Knights can easily get over-excited during discussions-especially after a couple of drinks. After some unfortunate accidents, King Arthur asked the famous wizard Merlin to make sure that in the future no fights break out between the knights. After studying the problem carefully, Merlin realized that the fights can only be prevented if the knights are seated according to the following two rules:

• The knights should be seated such that two knights who hate each other should not be neighbors at the table. (Merlin has a list that says who hates whom.) The knights are sitting around a roundtable, thus every knight has exactly two neighbors.
• An odd number of knights should sit around the table. This ensures that if the knights cannot agree on something, then they can settle the issue by voting. (If the number of knights is even, then itcan happen that ``yes" and ``no" have the same number of votes, and the argument goes on.)

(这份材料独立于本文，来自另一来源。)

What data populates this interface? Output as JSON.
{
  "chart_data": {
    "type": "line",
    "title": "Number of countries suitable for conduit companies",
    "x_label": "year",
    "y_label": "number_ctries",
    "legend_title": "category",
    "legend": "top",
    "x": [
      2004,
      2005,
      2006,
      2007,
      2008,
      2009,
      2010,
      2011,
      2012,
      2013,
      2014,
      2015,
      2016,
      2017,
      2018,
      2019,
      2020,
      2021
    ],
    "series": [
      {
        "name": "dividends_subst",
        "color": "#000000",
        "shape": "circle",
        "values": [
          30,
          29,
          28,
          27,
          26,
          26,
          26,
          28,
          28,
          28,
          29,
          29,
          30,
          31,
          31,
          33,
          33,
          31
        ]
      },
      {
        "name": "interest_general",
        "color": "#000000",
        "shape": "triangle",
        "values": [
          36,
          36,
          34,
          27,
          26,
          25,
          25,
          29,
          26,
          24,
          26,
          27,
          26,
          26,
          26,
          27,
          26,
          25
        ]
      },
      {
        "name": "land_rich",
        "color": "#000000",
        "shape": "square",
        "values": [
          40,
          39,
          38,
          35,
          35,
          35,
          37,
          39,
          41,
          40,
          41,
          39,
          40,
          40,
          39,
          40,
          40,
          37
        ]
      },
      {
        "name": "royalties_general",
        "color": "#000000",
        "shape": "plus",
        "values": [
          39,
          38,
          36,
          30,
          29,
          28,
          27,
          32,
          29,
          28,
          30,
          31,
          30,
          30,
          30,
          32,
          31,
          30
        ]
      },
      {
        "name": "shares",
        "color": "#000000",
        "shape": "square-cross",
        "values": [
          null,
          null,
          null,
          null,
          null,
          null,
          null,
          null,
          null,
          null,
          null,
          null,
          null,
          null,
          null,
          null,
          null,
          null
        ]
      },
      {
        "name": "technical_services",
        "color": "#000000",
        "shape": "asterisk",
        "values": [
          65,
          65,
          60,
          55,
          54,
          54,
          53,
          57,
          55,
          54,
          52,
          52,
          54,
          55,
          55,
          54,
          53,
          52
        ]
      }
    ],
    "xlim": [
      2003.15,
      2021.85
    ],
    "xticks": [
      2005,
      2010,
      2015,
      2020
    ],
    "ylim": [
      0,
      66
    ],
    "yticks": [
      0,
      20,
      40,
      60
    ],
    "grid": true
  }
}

Merlin will let the knights sit down only if these two rules are satisfied, otherwise he cancels the meeting. (If only one knight shows up, then the meeting is canceled as well, as one person cannot sit around a table.) Merlin realized that this means that there can be knights who cannot be part of any seating arrangements that respect these rules, and these knights will never be able to sit at the Round Table (one such case is if a knight hates every other knight, but there are many other possible reasons). If a knight cannot sit at the Round Table, then he cannot be a member of the Knights of the Round Table and must be expelled from the order. These knights have to be transferred to a less-prestigious order, such as the Knights of the Square Table, the Knights of the Octagonal Table, or the Knights of the Banana-Shaped Table. To help Merlin, you have to write a program that will determine the number of knights that must be expelled. 

Input

The input contains several blocks of test cases. Each case begins with a line containing two integers 1 ≤ n ≤ 1000 and 1 ≤ m ≤ 1000000 . The number n is the number of knights. The next m lines describe which knight hates which knight. Each of these m lines contains two integers k1 and k2 , which means that knight number k1 and knight number k2 hate each other (the numbers k1 and k2 are between 1 and n ). 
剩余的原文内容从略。